Even a Rust Progress Bar Can Become a Reliability Problem

While building CommitGuard, I realized something interesting:

---

even a simple CLI progress percentage can become dangerous under very large workloads.

At first I had the classic calculation:

let percentage =
(current_items * 100) / total_items;

Looks harmless.

And for many projects, it probably is.

But CommitGuard is designed for huge repositories, fuzzing workloads, and long-running scans. That forced me to think more carefully about integer arithmetic and long-term reliability.

The Overflow Problem

The dangerous part is this:

current_items * 100

If "current_items" becomes large enough, multiplication overflows before division even happens.

In Rust:

• Debug builds panic.
• Release builds wrap around.

That means your progress percentage may silently become incorrect while the program keeps running.

The code compiles perfectly.
But correctness is already gone.

Checked Arithmetic

In low-level and defensive systems, I strongly prefer explicit arithmetic checks.

Something like this:

let scaled =
current_items.checked_mul(100);

match scaled {
Some(value) => {
let percentage =
value / total_items;
}
None => {
// overflow detected
}
}

Why?

Because "checked_*" makes overflow visible instead of hiding it.
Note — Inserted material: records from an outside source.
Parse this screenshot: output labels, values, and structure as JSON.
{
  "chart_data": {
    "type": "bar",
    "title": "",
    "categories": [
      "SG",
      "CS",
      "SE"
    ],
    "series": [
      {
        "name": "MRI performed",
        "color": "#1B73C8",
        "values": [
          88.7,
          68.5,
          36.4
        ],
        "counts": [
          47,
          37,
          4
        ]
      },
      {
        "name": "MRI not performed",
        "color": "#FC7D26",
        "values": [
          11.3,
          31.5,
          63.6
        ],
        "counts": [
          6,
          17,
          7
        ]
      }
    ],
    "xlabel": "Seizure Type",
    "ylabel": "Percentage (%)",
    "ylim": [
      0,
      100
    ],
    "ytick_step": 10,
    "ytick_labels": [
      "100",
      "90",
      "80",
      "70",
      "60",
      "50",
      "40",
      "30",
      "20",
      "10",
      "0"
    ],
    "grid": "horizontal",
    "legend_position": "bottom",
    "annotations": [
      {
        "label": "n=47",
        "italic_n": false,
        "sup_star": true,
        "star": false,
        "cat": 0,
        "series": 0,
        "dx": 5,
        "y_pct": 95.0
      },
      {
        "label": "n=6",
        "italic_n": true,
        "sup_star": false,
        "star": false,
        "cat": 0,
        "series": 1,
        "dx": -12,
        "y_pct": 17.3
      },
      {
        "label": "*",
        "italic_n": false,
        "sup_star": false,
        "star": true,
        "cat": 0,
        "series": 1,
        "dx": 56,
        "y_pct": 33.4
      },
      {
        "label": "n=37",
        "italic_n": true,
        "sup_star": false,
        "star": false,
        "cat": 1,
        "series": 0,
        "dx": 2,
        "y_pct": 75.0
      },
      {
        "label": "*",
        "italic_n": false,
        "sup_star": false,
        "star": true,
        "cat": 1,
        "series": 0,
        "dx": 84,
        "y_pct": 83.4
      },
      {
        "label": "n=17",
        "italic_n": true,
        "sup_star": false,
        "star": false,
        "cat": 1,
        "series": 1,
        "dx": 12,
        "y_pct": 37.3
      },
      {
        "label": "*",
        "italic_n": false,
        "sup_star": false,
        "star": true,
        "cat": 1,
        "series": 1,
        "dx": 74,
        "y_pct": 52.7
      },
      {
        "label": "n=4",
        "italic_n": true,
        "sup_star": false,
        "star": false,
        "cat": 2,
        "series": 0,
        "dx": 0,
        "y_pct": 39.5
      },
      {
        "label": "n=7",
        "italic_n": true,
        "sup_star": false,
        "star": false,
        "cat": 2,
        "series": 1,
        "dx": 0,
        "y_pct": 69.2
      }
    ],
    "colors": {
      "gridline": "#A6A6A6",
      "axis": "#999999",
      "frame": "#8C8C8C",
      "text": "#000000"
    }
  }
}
For long-term systems, silent corruption is usually worse than explicit failure.

Saturating Arithmetic

Another possible approach is saturating arithmetic:

let percentage =
current_items
.saturating_mul(100)
/ total_items;

This avoids crashes and prevents wraparound behavior.

However, saturation may still produce incorrect logical results once values hit the numeric limit.

So while it is safer than wrapping arithmetic, it is not always mathematically accurate.

Widening Arithmetic

For the progress calculation itself, I ended up widening the arithmetic:

let percentage = if total_items == 0 {
100
} else {
(
(current_items as u128 * 100)
/ total_items as u128
) as usize
};

Using "u128" here makes overflow practically impossible for realistic workloads while keeping the implementation allocation-free and extremely lightweight.

This was a good balance between correctness, simplicity, and hot-path performance.

Why I Avoided Heavy Progress Libraries

While profiling CommitGuard, I noticed many progress implementations rely on:

• background threads
• shared state
• "Arc>"
• heap allocations
• constant terminal writes

For normal CLI tools, this is usually fine.

But for high-frequency scanning loops, tiny overheads accumulate very quickly.

Especially when progress updates happen millions of times.

So I kept the implementation intentionally simple:

• no heap allocations
• no background workers
• no synchronization overhead
• no hidden allocations in the hot path

I also throttle terminal updates to around every 250ms instead of constantly redrawing the screen.

That alone significantly reduces terminal I/O overhead.

Small Math Becomes Systems Engineering

One thing Rust keeps teaching me is this:

there is no such thing as “just simple code” in long-term systems.

A tiny arithmetic assumption can eventually become:

• a panic
• corrupted state
• invalid metrics
• undefined behavior
• performance degradation

Especially under fuzzing or massive workloads.

The code may compile.
The tests may pass.
But systems programming starts where edge cases begin.
And honestly, that is one of the reasons I enjoy Rust so much.